A recent study evaluating primary prevention in patients with an intermediate risk for CVD was the HOPE-3 (Heart Outcomes Prevention Evaluation), published in 2016. Two co-primary outcomes were evaluated: the composite of death from cardiovascular causes, nonfatal myocardial infarction, or nonfatal stroke, while the second primary outcome also included revascularization, heart failure, and resuscitated cardiac arrest. Rosuvastatin significantly decreased occurrence of both co-primary endpoints. About half of the study populations was over the age of 65 with a median age of 71 [32].
In addition to these trials of primary prevention, summarized in Table 3, a meta-analysis was published in 2013 to assess whether statins reduce all-cause mortality and CV events in elderly people without established CV disease.
After reviewing 8 different trials enrolling over 24,000 subjects, the meta-analysis found that statins do reduce the risk of MI by 39.4% and stroke by 23.8% but do not significantly decrease the risk of all-cause mortality or cardiovascular death in patients ages 65 and older [33].As demonstrated by the above studies, it is evident that statins do help reduce the risk of CV events, regardless of statin intensity, but they do not consistently prevent death. However, the trials that did not demonstrate a significant outcome related to death utilized a moderate-intensity statin; if a high-intensity statin was used in those trials, there may have been a benefit [7,27]. More study is needed to evaluate the use of high-intensity statins in the elderly for the prevention of all-cause mortality and CV-related death.
Fortunately, the ongoing STAREE (STAtin Therapy for Reducing Events in the Elderly) study is looking specifically at the impact of statin therapy in adults 70 and older. Patients with a history of CVD or dementia are excluded. Results are set to be released in 2020 [34].

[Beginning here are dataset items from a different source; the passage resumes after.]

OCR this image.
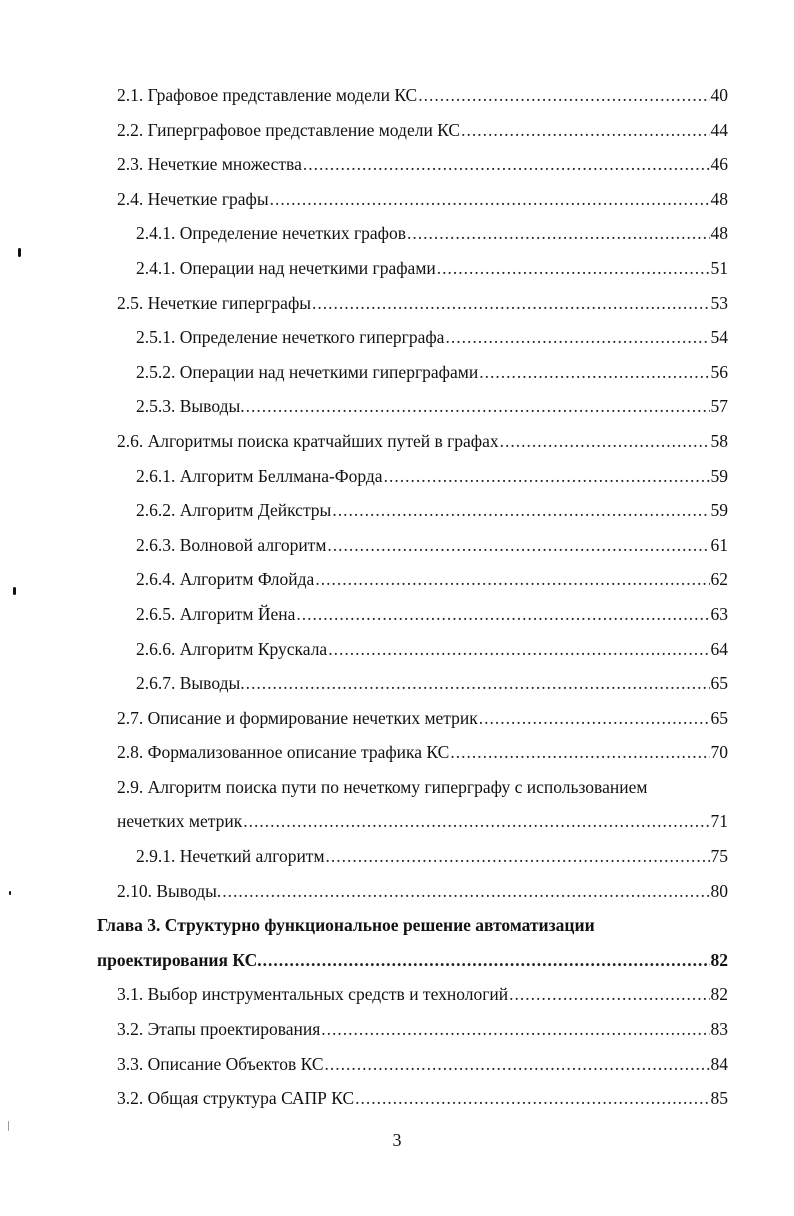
2.1. Графовое представление модели КС .....	40
2.2. Гиперграфовое представление модели КС .....	44
2.3. Нечеткие множества .....	46
2.4. Нечеткие графы .....	48
2.4.1. Определение нечетких графов .....	48
2.4.1. Операции над нечеткими графами .....	51
2.5. Нечеткие гиперграфы .....	53
2.5.1. Определение нечеткого гиперграфа .....	54
2.5.2. Операции над нечеткими гиперграфами .....	56
2.5.3. Выводы. .....	57
2.6. Алгоритмы поиска кратчайших путей в графах .....	58
2.6.1. Алгоритм Беллмана-Форда .....	59
2.6.2. Алгоритм Дейкстры .....	59
2.6.3. Волновой алгоритм .....	61
2.6.4. Алгоритм Флойда .....	62
2.6.5. Алгоритм Йена .....	63
2.6.6. Алгоритм Крускала .....	64
2.6.7. Выводы. .....	65
2.7. Описание и формирование нечетких метрик .....	65
2.8. Формализованное описание трафика КС .....	70
2.9. Алгоритм поиска пути по нечеткому гиперграфу с использованием
нечетких метрик .....	71
2.9.1. Нечеткий алгоритм .....	75
2.10. Выводы. .....	80
Глава 3. Структурно функциональное решение автоматизации
проектирования КС. .....	82
3.1. Выбор инструментальных средств и технологий .....	82
3.2. Этапы проектирования .....	83
3.3. Описание Объектов КС .....	84
3.2. Общая структура САПР КС .....	85
3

Risks of Using Statins in Older Adults
Statin use has been linked to a number of unwanted adverse effects.
Myalgia
Myalgia is variable but may occur in up to 25% of patients using statin therapy, and elderly patients typically experience more statin-associated myalgia than younger patients [35,36]. Elderly patients are more prone to decreased muscle mass and therefore may be at a higher risk of developing myalgia pain. Elderly patients are also utilizing more medications, leading to the potential for increased drug-drug interactions that could lead to myalgia. Elderly patients may also lose the function of drug metabolizing enzymes responsible for breaking down statin therapy, which may also increase the risk for statin-associated myalgia. One study demonstrated that elderly patients were more likely to discontinue statin therapy due to muscle pain and elderly patients reported more muscle side effects than their younger cohorts [37]. It is important to monitor for muscle pain and weakness in every patient. If they experience any myalgia, it is recommended to either lower the dose or discontinue the statin once it is determined to be statin-related. After myalgia resolves, therapy can be reinitiated at a lower dose or with a different statin if the patient is deemed high-risk. If creatine phosphokinase levels are greater than 10 times above the upper limit of normal, then discontinue the statin and wait for levels to return to normal. Re-initiation may be appropriate, but the the risks and benefits must be weighed. Simvastatin and atorvastatin are associated with higher rates of myalgia while pravastatin and rosuvastatin have the least myalgia pain associated with use [38,39].